Дюфрэн Ж -П. L’Express. 1999. 14 янв.: Черно-белый конец света, вытканный крупно-зернисто, высвеченный светотенью, с движущимися, вибрирующими, шумящими, пьющими чай — или коньяк, а коньяка много — персонажами, которые превращают жизнь в драматургию. «Хрусталев» — это Эйзенштейн и Кафка со сверхдозой Достоевского. Красиво. Красиво до слез. Абсолютный шедевр, если бы в течение первого часа было понятно, что есть что и кто есть кто.

…Берия кличет своего шофера: «Хрусталев, машину!», как если бы кто-то крикнул: «После нас хоть потоп». Это и есть потоп. Сцены-галлюцинации… Потрясающие картинки ада. Абсолютная гениальность изображения. Гениальность отстраненного взгляда. Гениальность, которая может очистить время, когда ужас прошел. Гениальность отчаяния… Больше двух тысяч зрителей не наберет. Все в порядке.

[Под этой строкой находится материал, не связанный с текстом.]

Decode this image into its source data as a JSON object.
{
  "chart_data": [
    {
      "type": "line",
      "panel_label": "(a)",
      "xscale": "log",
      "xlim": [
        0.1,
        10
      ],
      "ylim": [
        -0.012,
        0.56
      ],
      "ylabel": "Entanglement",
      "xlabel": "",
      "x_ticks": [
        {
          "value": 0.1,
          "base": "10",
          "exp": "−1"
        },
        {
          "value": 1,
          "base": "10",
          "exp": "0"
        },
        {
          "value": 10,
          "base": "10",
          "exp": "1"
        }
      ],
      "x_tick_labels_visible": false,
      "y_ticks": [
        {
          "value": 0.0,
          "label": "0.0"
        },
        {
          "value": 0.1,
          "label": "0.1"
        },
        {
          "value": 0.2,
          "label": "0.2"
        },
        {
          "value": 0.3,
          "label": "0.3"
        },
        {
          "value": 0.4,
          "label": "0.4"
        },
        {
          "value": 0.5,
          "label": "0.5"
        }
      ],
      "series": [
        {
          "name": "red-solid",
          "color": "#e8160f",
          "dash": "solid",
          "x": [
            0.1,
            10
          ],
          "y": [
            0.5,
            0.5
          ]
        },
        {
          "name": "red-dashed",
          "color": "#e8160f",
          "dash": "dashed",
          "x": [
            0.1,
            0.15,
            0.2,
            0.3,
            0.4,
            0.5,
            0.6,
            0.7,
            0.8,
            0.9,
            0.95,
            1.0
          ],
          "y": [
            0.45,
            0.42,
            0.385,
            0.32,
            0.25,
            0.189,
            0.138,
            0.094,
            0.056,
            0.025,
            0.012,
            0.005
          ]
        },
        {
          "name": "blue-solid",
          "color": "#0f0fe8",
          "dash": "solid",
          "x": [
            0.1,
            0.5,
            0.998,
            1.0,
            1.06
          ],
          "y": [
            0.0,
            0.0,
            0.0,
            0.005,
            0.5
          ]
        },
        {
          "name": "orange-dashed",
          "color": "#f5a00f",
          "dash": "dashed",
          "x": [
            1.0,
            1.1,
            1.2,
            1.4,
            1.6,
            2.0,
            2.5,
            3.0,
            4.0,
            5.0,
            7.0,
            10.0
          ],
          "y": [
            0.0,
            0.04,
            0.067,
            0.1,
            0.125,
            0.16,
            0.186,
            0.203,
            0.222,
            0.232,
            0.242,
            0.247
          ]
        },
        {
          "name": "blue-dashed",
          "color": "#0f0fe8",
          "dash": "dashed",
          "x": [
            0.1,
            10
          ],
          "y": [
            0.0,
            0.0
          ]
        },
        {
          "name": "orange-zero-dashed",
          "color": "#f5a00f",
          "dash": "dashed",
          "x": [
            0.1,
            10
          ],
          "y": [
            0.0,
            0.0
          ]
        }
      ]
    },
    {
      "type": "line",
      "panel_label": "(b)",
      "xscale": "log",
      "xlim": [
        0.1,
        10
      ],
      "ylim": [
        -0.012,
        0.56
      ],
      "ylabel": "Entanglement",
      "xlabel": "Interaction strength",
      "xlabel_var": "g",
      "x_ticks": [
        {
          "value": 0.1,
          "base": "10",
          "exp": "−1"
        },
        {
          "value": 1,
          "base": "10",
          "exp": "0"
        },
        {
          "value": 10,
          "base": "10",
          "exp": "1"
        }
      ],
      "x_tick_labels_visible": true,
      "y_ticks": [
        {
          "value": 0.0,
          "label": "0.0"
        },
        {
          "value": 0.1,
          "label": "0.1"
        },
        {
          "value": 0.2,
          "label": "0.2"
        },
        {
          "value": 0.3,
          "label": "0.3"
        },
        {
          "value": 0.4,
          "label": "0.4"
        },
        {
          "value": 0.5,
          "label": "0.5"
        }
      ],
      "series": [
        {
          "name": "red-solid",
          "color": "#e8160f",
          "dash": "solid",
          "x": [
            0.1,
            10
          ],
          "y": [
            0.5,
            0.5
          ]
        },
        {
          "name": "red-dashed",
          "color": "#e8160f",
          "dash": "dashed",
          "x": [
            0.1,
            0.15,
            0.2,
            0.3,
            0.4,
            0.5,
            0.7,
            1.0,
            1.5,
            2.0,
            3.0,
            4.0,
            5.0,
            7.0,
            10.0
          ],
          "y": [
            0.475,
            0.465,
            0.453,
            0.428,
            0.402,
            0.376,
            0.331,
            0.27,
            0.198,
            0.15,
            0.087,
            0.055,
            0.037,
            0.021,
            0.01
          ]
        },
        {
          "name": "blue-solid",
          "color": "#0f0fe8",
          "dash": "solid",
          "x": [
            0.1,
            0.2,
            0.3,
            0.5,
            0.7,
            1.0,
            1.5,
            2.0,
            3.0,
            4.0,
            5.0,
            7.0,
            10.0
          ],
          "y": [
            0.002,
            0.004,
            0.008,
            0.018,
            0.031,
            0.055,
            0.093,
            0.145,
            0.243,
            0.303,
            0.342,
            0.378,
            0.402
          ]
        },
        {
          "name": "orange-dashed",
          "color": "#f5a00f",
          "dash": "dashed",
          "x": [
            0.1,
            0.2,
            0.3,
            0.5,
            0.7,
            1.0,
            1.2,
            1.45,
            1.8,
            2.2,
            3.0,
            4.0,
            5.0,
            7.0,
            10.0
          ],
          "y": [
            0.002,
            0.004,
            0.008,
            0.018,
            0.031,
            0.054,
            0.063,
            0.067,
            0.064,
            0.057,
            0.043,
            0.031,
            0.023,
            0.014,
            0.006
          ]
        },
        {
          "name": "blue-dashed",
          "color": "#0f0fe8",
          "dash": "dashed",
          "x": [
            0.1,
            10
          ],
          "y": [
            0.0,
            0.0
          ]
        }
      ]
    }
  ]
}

Aden. 1999. 13 янв.: Прежде всего, это непонятно. Даже если вы превосходно разбираетесь в советской истории, знаете о Берии и «деле врачей», вам потребуется определенная смелость для того, чтобы не запутаться в меандрах повествования. Но для Германа, одного из величайших русских режиссеров современности, дело не в этом. Он рассказывает не историю… Яростным портретом страны в трансе Герман стремится выразить нечто более глубокое, дать метафору «русской души».

Бонно Ф. Cahiers du cinema. 1999. янв.: ‹…› …Комедия власти на домашнем уровне заканчивается в тот момент, когда диктатор испускает последние газы. Перед вонючими останками Сталина — генерал, первый свидетель своего собственного грядущего исчезновения. В этой синхронной кончине двух параллельных систем не нужно усматривать никакого встроенного символизма — это успешное осуществление уникального проекта, такое под силу только фантастическому режиссеру, который смог передать дыхание Большой Истории через неистовую пытливость своих детских воспоминаний. Поставив на карту все, Герман вышел из игры победителем собственных кошмаров.

Мандельбом Ж. Le Monde. 1999. 14 янв.: ‹…› Хаос. Именно это слово характеризует впечатление от выдержанного испытания — просмотра фильма, который так и хочется определить с помощью какой-нибудь естественной метафоры: ураган, циклон, потоп… Однако это произведение на самом деле далеко от естественности. Являясь уже само по себе метафорой, оно в метафорах не нуждается. Фильм принадлежит к разряду таких редчайших кинематографических явлений, которые бросают вызов всем категориям вкуса. Это гран-гиньоль, ибо таков карнавальный итог советской эры, ее последняя гримаса.

…Кажется, что эта картина нечто большее, нежели трагическая буффонада о советском режиме. Она является его точной кинематографической репликой (причем в обоих значениях слова).

…Герман с его гениальностью и манией величия бросил вызов, открыв — балансируя между потоком сознания и точным воссозданием Истории — титанический процесс над одной из самых кровавых политических систем века. Но его главный обвиняемый не столько исторический Сталин, гротескный труп, являющийся в конце фильма, сколько одушевленный в образе его обыкновенной жертвы извечный русский деспот, в данном случае генерал Кленский, симпатичный домашний тиран и патологический образчик главы семьи, соотнесенный с образцом образцов, «отцом всех народов». ‹…›

…За Германом, вне всякого сомнения, осталось последнее слово, но ценой какой горечи! Как много он за это заплатил…

«Гениальность отчаяния». Французская пресса о фильме Алексея Германа «Хрусталев, машину!» // Искусство кино. 2000. № 3.